Mystère d’apesanteur – Solennité de l’Annonciation
Pourquoi l’Annonciation est-elle si belle, si admirable ? Pourquoi ne se lasse-t-on pas de la contempler, de la figurer et de la célébrer, de génération en génération, comme Marie, elle-même, l’avait prédit ?
Serait-ce parce que le destin de toute l’humanité est suspendu à la réponse de cette jeune femme ? Ce fait est si grand et si vertigineux que nous ne pouvons pas nous empêcher d’éprouver, quand on y pense, une sorte d’inquiétude rétrospective : « Ô Vierge, hâtez-vous de répondre. Ô ma dame, répondez une parole et recevez le Verbe, prononcez et recevez la divinité, dites un mot qui ne dure qu’un instant et renfermez en vous l’Éternel. Levez-vous, courez, ouvrez ! » Saint Bernard de Clairvaux a raison : si l’Annonciation est belle, c’est en raison de ce « oui » qui nous a libérés.

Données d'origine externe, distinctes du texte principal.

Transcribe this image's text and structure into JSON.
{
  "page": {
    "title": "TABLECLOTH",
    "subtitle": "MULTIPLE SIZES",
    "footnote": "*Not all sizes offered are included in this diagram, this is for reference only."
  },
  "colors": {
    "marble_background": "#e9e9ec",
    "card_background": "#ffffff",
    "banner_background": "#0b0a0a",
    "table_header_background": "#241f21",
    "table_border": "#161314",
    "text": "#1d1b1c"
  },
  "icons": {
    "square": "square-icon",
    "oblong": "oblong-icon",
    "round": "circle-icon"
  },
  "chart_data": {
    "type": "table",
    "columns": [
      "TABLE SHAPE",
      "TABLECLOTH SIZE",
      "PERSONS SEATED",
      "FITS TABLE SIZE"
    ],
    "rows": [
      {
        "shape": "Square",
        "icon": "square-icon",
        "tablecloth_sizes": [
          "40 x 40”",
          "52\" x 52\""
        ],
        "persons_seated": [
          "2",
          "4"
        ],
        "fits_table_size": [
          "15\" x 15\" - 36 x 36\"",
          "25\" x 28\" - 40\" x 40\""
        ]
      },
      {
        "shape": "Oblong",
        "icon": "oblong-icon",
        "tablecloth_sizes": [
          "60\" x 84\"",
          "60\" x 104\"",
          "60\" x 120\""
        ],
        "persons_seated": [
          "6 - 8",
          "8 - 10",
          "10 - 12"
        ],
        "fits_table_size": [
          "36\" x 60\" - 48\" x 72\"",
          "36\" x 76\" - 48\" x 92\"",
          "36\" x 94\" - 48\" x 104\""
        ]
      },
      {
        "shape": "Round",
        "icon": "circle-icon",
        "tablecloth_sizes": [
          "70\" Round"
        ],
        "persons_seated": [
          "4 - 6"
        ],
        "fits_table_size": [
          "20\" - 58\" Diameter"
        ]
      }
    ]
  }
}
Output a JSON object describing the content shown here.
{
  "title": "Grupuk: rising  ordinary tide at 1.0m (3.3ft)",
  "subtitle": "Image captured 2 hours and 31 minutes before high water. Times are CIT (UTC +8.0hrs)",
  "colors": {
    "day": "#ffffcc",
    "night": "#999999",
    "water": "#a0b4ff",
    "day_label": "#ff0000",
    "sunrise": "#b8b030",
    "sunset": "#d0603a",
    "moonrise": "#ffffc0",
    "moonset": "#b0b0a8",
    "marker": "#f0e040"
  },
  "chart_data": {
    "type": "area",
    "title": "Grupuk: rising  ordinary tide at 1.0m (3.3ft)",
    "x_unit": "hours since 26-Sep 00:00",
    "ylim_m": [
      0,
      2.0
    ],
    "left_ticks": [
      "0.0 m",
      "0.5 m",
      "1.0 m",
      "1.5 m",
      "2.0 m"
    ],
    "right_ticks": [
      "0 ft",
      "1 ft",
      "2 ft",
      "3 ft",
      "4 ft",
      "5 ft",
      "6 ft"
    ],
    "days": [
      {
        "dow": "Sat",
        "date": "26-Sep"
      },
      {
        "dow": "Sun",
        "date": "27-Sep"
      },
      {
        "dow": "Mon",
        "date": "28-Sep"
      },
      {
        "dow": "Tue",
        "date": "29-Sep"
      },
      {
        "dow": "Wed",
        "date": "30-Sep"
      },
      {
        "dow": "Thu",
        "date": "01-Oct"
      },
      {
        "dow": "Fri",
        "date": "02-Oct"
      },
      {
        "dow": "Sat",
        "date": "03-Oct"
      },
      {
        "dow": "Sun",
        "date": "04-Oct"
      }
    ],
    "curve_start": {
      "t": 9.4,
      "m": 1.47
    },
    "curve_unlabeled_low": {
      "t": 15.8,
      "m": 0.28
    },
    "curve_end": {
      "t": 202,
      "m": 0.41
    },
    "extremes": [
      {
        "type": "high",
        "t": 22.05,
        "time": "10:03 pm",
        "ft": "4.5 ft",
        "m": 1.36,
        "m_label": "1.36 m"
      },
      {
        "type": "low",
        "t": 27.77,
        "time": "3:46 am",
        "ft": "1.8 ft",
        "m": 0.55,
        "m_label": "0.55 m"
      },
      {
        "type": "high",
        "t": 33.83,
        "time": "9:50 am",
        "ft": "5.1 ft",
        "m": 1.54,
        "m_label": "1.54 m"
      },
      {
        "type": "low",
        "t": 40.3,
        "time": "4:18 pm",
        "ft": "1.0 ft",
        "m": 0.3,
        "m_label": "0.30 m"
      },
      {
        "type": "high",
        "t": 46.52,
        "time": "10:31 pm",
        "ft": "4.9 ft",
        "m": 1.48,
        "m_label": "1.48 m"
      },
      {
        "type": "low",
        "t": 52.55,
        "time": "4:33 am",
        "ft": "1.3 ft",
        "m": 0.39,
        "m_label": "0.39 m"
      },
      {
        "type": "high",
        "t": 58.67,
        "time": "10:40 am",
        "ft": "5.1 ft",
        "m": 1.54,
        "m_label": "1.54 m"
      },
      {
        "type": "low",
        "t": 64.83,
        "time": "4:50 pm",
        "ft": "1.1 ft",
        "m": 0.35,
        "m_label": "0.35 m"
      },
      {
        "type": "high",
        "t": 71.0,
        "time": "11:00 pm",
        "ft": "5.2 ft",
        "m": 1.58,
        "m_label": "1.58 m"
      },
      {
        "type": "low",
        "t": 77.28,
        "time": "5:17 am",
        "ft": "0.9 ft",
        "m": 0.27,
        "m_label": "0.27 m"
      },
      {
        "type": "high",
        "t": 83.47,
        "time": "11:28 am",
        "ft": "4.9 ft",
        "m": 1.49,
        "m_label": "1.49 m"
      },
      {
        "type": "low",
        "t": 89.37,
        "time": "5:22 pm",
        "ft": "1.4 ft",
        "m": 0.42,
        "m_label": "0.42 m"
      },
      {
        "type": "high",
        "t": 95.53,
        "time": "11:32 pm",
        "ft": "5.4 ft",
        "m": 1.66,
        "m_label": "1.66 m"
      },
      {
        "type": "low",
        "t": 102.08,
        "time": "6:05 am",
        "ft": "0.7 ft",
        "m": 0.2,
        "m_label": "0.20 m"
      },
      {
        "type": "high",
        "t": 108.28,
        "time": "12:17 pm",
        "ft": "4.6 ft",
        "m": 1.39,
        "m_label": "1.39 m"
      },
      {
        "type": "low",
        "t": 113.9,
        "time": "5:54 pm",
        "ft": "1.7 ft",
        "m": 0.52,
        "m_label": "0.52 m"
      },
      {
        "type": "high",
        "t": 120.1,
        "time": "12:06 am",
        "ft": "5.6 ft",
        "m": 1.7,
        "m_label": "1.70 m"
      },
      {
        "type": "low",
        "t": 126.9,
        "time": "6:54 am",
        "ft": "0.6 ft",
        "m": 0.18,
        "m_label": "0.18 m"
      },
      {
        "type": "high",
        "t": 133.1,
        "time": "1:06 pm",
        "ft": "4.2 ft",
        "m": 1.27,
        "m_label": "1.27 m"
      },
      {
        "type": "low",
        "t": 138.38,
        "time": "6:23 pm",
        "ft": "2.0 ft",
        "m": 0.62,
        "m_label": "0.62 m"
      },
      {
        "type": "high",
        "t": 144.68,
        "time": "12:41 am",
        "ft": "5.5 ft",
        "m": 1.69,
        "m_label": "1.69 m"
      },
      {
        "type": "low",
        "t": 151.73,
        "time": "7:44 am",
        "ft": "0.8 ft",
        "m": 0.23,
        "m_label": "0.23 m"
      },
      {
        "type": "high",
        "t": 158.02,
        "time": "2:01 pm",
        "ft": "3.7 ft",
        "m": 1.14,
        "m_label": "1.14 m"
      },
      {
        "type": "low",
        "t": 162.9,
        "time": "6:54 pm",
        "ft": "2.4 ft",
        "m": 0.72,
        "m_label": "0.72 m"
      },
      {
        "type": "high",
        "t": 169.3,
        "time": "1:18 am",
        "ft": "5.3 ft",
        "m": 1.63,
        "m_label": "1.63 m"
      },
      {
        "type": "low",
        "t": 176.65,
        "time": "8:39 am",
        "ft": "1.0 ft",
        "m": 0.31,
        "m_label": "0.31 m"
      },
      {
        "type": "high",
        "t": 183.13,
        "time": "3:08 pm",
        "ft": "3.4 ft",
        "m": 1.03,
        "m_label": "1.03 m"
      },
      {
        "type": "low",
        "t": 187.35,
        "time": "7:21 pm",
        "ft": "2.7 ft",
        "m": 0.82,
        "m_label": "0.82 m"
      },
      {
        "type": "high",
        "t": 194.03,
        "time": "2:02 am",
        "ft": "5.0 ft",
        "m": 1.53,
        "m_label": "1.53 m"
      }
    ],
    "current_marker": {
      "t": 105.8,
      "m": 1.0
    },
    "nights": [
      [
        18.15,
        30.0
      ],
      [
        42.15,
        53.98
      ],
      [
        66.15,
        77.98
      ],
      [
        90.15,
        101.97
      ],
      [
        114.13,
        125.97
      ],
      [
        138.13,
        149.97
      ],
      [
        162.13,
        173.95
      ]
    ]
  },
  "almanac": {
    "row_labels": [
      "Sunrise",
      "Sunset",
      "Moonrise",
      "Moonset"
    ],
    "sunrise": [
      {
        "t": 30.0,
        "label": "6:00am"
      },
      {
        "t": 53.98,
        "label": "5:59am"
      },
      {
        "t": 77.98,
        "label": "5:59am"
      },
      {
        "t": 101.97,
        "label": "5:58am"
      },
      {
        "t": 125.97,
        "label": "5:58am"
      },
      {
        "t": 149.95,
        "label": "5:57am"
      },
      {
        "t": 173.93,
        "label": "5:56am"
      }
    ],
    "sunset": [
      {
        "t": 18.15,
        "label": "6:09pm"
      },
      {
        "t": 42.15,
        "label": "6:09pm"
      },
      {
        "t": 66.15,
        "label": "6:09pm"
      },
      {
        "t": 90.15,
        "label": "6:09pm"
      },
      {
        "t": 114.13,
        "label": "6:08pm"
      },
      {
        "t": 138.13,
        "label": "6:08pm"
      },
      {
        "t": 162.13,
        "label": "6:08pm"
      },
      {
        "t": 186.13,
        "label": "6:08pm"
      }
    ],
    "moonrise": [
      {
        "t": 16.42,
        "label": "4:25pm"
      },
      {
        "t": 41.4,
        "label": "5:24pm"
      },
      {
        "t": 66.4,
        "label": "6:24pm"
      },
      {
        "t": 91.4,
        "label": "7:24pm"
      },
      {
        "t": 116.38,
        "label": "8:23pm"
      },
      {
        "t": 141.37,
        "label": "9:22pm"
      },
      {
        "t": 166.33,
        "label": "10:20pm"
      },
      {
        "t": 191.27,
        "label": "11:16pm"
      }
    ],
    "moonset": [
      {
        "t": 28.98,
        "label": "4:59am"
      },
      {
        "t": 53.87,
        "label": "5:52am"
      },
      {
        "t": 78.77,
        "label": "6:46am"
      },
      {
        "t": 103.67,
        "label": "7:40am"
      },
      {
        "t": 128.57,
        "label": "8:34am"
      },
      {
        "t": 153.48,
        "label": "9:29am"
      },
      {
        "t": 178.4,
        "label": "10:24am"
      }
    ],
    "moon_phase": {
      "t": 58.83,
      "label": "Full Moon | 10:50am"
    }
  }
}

Mais c’est aussi parce que cet échange sublime signe le début de l’Incarnation, le moment « où l’éternité vient dans le temps, l’immensité dans la mesure, le Créateur dans la créature, Dieu dans l’homme, la vie dans la mort (…) l’incorruptible dans le corruptible, l’infigurable dans la figure, l’inénarrable dans le discours, l’inexplicable dans la parole, l’incirconscriptible dans le lieu, l’invisible dans la vision, l’inaudible dans le son, (…), l’impalpable dans le tangible, le Seigneur dans l’esclavage , (…) la source dans la soif, le contenant dans le contenu, le moment où l’artisan entre dans son œuvre. » (Bernardin de Sienne) Cela, aussi, est vrai mais j’aimerais ajouter une autre raison.
Si le mystère de l’Annonciation est bouleversant, c’est qu’il manifeste l’instant exact où Dieu inversa le cours de l’histoire. Ce moment, annoncé depuis des siècles —Voici que la Vierge concevra — est arrivé dans un petit village de Galilée appelé Nazareth. Dieu a tenu sa promesse. Quelle année, quel jour, cela est-il arrivé ? Yom rishon, le premier jour de la semaine ? Yom shéni, le deuxième jour ? On ne le sait pas. Où Marie était-elle quand l’ange se manifesta à elle ? Était-elle dans sa maison ? Sur le pas de la porte ? Était-elle sur le point de sortir ? Venait-elle, au contraire, tout juste de rentrer ? Qu’était-elle en train de faire ? Nous ne le savons pas et nous n’avons pas besoin de le savoir. Ce qui compte, c’est de savoir que cette rencontre a eu lieu.
Au regard des milliards d’années qui se sont écoulés depuis la création du monde et du temps des hommes, ce jour, cette heure, cette minute, cette seconde où l’ange apparut est aussi petit qu’une tête d’épingle ou une pointe d’aiguille. C’est pourtant à cet instant que s’est opérée la bascule du péché à la rédemption. L’échange entre la femme et l’ange n’a pas duré plus de deux minutes mais ces deux minutes ont changé l’histoire des hommes et du monde. Ce que j’admire le plus dans l’Annonciation se trouve donc dans cette concrétion phénoménale de notre histoire, dans ces quelques minutes — mystère d’apesanteur — où le ciel, et la terre maintenant, retiennent leur souffle.